Ok so the difficulty is counting the number of (n+1)-tuples $(d_1,\ldots,d_{n+1})$ of non-negative integers. I think I actually gave the necessary details in the previous post, but it may be hard to visualize so let me provide an example. To visualize the strategy imagine you have n=3 and d=6. Then you choose among n+d=9 objects:
123456789
Now we want to split these objects into n+1=4 parts which takes n=3 dividers. For instance (2,1,0,3) is:
12|4||789
so 3,5,6 has been chosen and we don't choose them with regards to order as we reorder them afterwards so it would introduce double counting. Intuitively it's pretty clear that every (n+1)-tuple with sum d can be represented in this way. In this way it's pretty clear that we have to choose n dividers out of n+d numbers. This leaves n+d-n=d numbers to be actually counted so the tuple will have sum d. The number of ways to choose n objects out of n+d is $\binom{n+d}{n}$ so the number of such (n+1)-tuples is $\binom{n+d}{n}$ since every such (n+1)-tuple can be chosen in exactly one way using this procedure.

9. Feb 13, 2010

### mathstime

Re: combinatorics

Thank you, your example helped a great deal

10. Feb 13, 2010

### aracharya

Re: combinatorics

I am glad your professor didn't tell you the answer, because as a result I have learnt something new from your post:)

My approach was different. I was motivated by http://en.wikipedia.org/wiki/Partition_(number_theory)#Generating_function".

In the below $$\mathcal{M}(n,d)$$ is the quantity that we seek.
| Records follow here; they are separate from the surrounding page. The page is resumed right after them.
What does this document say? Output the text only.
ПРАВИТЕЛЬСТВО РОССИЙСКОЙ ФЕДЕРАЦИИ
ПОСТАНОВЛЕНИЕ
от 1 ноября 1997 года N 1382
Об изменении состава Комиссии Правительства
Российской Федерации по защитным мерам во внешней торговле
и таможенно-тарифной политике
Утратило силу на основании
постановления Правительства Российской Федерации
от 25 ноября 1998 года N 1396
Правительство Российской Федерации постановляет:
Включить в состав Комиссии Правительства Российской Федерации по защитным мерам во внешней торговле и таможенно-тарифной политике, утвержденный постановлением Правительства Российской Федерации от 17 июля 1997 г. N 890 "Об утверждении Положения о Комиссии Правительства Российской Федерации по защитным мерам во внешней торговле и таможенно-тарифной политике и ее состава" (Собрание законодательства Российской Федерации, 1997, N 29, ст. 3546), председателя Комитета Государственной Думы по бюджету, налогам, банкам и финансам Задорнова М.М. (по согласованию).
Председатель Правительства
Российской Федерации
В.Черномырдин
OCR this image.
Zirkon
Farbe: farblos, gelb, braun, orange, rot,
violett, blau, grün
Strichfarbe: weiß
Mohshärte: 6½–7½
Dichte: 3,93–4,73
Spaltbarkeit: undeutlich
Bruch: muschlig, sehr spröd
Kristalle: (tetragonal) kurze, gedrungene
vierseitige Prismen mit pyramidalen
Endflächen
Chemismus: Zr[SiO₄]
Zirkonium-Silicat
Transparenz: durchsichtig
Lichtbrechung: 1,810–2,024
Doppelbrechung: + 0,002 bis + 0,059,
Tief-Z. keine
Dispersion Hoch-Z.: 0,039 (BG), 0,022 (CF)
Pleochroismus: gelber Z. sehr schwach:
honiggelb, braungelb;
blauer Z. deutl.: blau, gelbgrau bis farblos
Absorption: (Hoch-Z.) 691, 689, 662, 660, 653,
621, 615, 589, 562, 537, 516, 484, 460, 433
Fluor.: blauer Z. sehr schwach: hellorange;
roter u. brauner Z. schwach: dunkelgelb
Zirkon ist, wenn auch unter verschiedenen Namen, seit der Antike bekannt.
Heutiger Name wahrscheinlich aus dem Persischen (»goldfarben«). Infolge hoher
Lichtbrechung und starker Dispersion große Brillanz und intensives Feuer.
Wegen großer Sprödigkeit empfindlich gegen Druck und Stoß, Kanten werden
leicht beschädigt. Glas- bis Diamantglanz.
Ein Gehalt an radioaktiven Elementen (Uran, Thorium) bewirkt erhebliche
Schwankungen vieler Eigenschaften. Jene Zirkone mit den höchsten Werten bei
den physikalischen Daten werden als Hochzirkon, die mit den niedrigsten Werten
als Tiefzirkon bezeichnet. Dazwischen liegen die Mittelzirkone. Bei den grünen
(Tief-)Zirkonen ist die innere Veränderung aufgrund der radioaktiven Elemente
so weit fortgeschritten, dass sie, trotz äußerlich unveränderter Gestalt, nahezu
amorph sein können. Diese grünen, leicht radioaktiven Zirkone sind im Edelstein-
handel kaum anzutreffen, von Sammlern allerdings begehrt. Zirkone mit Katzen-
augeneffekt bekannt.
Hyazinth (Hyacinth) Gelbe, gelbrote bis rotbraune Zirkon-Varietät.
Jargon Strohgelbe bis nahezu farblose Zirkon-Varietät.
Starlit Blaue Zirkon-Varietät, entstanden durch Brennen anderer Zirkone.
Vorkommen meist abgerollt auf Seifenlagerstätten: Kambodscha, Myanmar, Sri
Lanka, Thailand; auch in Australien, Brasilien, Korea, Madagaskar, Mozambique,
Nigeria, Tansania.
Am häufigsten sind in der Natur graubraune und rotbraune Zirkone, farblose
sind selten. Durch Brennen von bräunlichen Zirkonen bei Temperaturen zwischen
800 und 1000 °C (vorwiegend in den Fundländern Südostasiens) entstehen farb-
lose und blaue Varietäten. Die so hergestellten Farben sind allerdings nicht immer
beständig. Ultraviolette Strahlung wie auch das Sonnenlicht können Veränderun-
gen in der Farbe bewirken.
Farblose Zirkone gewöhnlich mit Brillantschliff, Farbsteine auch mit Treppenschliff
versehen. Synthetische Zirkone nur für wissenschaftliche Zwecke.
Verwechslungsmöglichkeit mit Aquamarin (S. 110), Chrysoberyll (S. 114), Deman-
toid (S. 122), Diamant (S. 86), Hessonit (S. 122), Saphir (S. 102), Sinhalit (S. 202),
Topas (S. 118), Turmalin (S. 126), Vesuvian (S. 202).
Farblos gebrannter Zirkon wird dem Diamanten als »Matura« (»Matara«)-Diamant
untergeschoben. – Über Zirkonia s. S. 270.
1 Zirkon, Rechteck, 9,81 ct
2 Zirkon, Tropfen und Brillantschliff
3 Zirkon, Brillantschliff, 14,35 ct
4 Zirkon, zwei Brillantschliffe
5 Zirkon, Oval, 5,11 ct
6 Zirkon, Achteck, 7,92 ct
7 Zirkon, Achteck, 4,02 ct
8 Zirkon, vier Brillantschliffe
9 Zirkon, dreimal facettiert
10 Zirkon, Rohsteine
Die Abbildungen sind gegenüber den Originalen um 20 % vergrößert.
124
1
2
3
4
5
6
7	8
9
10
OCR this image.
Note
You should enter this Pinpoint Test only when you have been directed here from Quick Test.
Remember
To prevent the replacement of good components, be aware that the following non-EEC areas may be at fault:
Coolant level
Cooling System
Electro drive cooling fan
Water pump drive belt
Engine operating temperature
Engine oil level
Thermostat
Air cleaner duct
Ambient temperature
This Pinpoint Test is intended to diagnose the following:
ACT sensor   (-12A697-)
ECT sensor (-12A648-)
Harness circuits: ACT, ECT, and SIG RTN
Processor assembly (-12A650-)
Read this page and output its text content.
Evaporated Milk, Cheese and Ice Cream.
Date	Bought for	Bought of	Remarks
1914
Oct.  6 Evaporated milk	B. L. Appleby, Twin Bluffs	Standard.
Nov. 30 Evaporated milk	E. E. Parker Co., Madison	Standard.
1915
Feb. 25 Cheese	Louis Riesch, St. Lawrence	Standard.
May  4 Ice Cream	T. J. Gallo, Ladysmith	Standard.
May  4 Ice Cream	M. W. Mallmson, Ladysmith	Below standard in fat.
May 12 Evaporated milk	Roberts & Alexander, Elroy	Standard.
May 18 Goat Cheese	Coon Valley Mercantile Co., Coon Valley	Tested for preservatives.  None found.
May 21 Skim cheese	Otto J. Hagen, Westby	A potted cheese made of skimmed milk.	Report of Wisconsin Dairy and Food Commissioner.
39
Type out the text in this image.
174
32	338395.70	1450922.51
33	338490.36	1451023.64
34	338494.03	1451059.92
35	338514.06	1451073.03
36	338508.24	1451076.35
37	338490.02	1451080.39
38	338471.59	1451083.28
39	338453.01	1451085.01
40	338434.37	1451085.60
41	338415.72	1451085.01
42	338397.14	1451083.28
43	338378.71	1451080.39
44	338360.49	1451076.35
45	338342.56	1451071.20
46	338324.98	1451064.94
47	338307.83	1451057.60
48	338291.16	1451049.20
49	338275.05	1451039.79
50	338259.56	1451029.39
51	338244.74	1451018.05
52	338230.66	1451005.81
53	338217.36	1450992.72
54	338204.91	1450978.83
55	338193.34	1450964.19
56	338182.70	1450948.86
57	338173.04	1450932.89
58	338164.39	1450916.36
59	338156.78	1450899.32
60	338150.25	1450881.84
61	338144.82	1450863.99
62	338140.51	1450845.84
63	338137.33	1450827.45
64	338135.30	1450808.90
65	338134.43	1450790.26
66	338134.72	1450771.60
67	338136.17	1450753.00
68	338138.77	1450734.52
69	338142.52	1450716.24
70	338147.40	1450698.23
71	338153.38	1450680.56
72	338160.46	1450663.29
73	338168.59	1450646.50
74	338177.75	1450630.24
We know that for $$|x|<1$$, we have the following (unique) power series expansion :

$$\frac{1}{1-x} = 1 + x + x^2 + x^3 + ...$$

Then :

$$\frac{1}{1-x_1}\frac{1}{1-x_2}...\frac{1}{1-x_n} = (1+ x_1 + x_1^2 + x_1^3 +...)(1+ x_2 + x_2^2 + x_2^3 +...)...(1+ x_n + x_n^2 + x_n^3 +...)$$

If we have a term $$x_1^{a_1}x_2^{a_2}...x_n^{a_n}$$, then let the net order correspond to the quantity $$a_1 + a_2 + ... + a_n$$. If, in the power series above, we aggregate all the terms with net order $$d$$, then let the number of such terms be equal to $$\mathcal{M}(n,d)$$. From this it is clear that if we set $$x_1 = x_2 = ... = x_n$$ then the coefficient of $$x^d$$ in the power series expansion of $$1/(1-x)^n$$ will be equal to $$\mathcal{M}(n,d)$$. That is :

$$f(x) = \frac{1}{(1-x)^n} = 1+\sum_{i=1}^n\mathcal{M}(n,i)x^i$$

If $$f^{(n)}(x)$$ denotes the n-th derivative of $$f(x)$$ then :

$$\mathcal{M}(n,i) = \frac{f^{(i)}(x)}{i!}|_{x=0}$$

But it is clear that :

$$f^{(i)}(x)|_{x=0} = n.(n+1)...(n+i-1)$$

so that :

$$\mathcal{M}(n,i) = \frac{(n+i-1)(n+i-2)...n}{i!}$$

i.e.

$$\mathcal{M}(n,i) = \binom{n+i-1}{n-1}$$

Last edited by a moderator: Apr 24, 2017
11. Mar 5, 2010

### mathstime

Re: combinatorics

Hi aracharya

Thanks for your input! Your example confuses me a little, but the more I read over it, the more it starts to make sense. Can you summarize what you are doing??

Also, how come you end up with (n-1)'s in your final line? Sorry if I'm just being silly!

12. Mar 6, 2010

### mathstime

Re: combinatorics

Ok, I can now successfully work through that answer - thank you for you help.

I just have one question remaining. Why can we not show that it is equal to $$\binom{n+d}{n}$$ in this way??